JAKARTA, Ketikan.com – Presiden Prabowo Subianto mengaku sedih karena tim sepak bola Indonesia belum mampu lolos ke putaran final Piala Dunia meski memiliki jumlah penduduk hampir 300 juta jiwa.
Pernyataan itu disampaikan Prabowo saat bertemu sekitar 150 periset dan peneliti Badan Riset dan Inovasi Nasional (BRIN) di Halaman Tengah Istana Kepresidenan, Jakarta, Kamis (6/8/2026).
“Contoh yang kecil saja kita negara jumlah penduduk keempat terbesar di dunia. Hampir 300 juta, 287 juta. Tapi saya sangat sedih terus terang saja masalah sepak bola saja kita tidak mampu Piala Dunia. Ini fakta yang tidak enak,” kata Prabowo, dikutip dari Antara, Jumat (7/8/2026).
Dalam kesempatan tersebut, Prabowo membandingkan Indonesia dengan Cape Verde, negara berpenduduk sekitar 500 ribu jiwa yang menurutnya mampu menembus ajang Piala Dunia.
“Masa negara kecil seperti Cape Verde masuk. Mungkin jumlah penduduknya dengan Kabupaten Sumedang mungkin lebih banyak Sumedang,” ujarnya.
Meski demikian, Prabowo menegaskan perbandingan itu bukan untuk menyalahkan pihak tertentu.

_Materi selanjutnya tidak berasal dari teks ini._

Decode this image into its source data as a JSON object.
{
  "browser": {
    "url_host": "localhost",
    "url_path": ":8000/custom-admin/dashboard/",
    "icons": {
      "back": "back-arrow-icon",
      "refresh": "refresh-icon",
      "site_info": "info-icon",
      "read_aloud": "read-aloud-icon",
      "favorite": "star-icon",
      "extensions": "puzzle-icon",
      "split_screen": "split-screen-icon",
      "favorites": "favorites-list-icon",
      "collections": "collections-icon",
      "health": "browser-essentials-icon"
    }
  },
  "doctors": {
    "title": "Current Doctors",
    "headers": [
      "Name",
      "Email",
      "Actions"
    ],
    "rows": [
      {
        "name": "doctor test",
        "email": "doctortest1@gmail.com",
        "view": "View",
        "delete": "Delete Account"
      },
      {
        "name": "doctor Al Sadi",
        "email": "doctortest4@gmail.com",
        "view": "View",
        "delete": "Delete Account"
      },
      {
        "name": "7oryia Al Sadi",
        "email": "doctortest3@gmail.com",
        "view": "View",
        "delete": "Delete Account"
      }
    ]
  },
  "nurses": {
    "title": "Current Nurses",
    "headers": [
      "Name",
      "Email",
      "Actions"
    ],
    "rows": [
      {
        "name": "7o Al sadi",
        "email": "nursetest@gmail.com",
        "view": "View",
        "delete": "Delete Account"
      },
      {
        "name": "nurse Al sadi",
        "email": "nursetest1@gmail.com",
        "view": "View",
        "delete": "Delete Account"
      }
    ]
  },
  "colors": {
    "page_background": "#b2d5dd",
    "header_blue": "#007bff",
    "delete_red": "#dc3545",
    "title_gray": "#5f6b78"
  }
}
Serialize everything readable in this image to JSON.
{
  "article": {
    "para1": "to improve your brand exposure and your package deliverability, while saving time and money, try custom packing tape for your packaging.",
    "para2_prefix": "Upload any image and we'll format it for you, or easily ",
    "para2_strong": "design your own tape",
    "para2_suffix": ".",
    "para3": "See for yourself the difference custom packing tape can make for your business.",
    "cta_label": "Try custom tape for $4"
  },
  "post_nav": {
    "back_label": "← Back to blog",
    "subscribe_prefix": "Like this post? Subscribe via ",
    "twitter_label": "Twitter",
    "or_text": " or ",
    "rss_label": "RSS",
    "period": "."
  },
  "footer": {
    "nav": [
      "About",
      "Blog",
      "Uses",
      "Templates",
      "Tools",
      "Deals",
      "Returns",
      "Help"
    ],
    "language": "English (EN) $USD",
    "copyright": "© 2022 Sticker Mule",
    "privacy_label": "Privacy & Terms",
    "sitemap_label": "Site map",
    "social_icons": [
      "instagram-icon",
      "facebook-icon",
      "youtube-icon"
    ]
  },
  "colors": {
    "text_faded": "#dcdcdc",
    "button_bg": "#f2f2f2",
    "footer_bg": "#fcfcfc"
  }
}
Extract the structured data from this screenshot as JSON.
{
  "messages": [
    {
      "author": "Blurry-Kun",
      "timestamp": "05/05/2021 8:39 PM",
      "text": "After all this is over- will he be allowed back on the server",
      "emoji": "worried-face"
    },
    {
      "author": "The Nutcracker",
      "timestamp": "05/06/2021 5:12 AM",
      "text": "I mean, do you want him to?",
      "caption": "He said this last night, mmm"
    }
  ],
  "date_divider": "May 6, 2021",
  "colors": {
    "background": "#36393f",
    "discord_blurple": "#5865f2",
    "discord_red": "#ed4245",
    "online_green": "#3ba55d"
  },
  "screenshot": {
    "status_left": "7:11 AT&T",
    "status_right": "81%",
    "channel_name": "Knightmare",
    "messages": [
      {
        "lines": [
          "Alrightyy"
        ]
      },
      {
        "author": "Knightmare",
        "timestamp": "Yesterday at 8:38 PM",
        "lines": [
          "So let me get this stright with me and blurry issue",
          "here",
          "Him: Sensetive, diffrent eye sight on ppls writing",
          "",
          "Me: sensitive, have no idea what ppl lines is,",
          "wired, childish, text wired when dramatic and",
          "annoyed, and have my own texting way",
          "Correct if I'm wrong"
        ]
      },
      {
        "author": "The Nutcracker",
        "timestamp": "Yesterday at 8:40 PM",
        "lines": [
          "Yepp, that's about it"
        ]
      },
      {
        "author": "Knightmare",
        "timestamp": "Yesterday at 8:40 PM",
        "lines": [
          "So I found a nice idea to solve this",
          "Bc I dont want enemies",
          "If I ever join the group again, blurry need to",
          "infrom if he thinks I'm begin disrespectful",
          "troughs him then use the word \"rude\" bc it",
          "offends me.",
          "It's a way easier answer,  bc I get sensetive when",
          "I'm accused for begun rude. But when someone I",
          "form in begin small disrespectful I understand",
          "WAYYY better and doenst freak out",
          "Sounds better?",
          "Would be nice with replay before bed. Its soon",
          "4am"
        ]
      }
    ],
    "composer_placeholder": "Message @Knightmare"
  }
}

Ia mengajak semua pihak melakukan introspeksi dan mencari penyebab agar Indonesia mampu bersaing di level dunia.
“Saya bilang jangan mengeluh, jangan mencari kambing hitam, karena itu tidak akan membantu. Sekarang belajar bagaimana kenapa kok bisa negara itu masuk. Apa yang dilakukan? Pelatihnya dari mana? Guru-gurunya dari mana? Jadi kita cari penyebabnya apa. Baru kita harus berani berbuat,” tegasnya.
Menurut Prabowo, setiap persoalan harus diselesaikan berdasarkan fakta dan realitas, bukan saling menyalahkan.
Ia juga menekankan bahwa kemajuan suatu bangsa ditentukan oleh penguasaan ilmu pengetahuan dan teknologi.